NASA's Aurorasaurus project received an unprecedented number of reports from around the world between May 10th and 12th. Photographers and aurora chasers shared ground-based photos with the platform, building a dataset that scientists use to verify, or ground truth, models of where the aurora will be visible from the ground.
Real-Time Alerts Beyond the Models
The Aurorasaurus system does more than collect reports. When people report seeing the aurora beyond where models predict, the system adapts in real time and puts out volunteer-generated alerts in those areas. During the May 10 through 12 extreme event, auroras visible as far south as Texas and Alabama triggered those special alerts.
That feature mattered enormously during this storm. Auroras were showing up at latitudes that most forecasts did not expect, and on-the-ground observers became the early warning system for everyone else. One volunteer, Damon Tighe, said the platform made all the difference: he was able to see the aurora in Oakland, California, and knew it was coming based on user data from Reno.
People pulled out their smartphones, snapped photos, and submitted sightings in a way that was physically impossible in 2003. The result is a dataset that no satellite or professional network could have built alone.
What This Means for Space Weather Going Forward
The storm produced effects spanning from the ground all the way to near-Earth space. Despite its G5 classification, it did not cause any catastrophic damages. The event has been called the best-documented geomagnetic storm in history, and data captured during it will be analyzed for years to come, revealing new lessons about the nature of geomagnetic storms and how best to weather them.

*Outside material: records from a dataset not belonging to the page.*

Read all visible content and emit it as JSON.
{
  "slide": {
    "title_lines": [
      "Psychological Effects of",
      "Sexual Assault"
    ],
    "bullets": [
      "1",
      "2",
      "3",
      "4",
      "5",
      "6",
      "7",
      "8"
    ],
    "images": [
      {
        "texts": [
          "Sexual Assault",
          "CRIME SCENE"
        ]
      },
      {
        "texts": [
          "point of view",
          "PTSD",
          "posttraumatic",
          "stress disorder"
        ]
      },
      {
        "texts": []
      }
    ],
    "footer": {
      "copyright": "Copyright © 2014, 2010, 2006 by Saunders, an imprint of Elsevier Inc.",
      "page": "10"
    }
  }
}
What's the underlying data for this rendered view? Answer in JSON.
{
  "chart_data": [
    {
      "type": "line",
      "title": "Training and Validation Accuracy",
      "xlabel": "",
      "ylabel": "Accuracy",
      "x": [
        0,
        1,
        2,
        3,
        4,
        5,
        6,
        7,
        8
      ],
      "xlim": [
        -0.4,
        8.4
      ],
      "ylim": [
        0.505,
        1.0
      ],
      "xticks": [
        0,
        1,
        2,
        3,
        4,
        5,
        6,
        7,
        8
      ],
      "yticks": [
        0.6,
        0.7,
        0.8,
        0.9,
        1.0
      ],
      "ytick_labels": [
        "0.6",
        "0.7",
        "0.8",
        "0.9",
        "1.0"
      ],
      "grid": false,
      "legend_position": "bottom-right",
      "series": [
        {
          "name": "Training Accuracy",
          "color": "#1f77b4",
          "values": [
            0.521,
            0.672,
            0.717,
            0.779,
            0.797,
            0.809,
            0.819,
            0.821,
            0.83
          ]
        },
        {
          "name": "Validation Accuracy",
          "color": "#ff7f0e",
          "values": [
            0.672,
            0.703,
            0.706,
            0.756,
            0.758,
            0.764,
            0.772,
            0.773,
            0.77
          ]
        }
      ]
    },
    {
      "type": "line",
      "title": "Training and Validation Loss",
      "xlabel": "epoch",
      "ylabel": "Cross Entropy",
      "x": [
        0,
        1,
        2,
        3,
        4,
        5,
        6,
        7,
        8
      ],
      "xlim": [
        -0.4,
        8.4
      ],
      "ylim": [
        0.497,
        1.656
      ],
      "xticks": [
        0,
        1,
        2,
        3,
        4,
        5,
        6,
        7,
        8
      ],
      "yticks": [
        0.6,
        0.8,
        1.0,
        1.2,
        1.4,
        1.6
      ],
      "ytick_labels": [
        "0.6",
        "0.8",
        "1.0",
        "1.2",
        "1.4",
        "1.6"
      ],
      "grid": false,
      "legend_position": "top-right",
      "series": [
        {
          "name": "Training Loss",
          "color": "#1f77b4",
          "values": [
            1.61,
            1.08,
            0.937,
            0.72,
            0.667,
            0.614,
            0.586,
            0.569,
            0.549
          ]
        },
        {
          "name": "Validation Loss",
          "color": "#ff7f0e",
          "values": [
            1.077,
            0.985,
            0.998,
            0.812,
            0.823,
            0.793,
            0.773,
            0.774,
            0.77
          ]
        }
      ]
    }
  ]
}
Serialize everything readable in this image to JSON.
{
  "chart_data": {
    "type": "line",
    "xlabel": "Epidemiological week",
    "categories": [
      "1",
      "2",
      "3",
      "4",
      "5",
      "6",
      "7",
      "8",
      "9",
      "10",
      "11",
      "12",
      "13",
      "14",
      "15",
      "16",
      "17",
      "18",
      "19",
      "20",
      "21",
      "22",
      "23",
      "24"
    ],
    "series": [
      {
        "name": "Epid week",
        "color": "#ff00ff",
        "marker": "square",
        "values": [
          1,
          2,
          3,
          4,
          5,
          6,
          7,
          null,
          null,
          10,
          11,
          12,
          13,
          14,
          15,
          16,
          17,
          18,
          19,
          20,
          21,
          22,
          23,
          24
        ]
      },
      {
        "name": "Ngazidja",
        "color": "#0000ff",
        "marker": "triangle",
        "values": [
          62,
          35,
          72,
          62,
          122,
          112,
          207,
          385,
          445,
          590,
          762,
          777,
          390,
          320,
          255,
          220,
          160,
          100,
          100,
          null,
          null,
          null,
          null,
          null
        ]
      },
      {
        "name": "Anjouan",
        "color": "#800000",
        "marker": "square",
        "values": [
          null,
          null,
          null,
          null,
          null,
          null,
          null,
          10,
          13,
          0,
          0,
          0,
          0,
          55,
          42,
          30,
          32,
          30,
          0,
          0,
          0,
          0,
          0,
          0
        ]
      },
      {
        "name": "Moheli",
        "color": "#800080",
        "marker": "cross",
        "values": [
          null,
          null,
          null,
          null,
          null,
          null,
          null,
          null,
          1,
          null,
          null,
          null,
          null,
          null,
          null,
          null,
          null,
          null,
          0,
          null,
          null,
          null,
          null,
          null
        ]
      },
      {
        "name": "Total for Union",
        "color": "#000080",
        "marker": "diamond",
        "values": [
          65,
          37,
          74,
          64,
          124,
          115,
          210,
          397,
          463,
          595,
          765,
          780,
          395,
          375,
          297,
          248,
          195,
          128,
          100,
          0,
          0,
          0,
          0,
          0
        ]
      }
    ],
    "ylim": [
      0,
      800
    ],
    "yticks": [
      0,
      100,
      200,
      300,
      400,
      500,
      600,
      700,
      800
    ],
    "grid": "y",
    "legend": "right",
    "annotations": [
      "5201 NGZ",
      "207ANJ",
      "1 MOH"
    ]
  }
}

But the bigger takeaway is not about what survived. It is about what we can now observe. Every major solar storm from here on will be documented by a global network of people holding cameras in their pockets. That changes everything for space weather research.
So the next time the Sun throws something extreme at Earth, the question is not whether we will see it. It is whether you will be the one to report it first. Did you catch the May 2024 auroras yourself, or did you miss the show?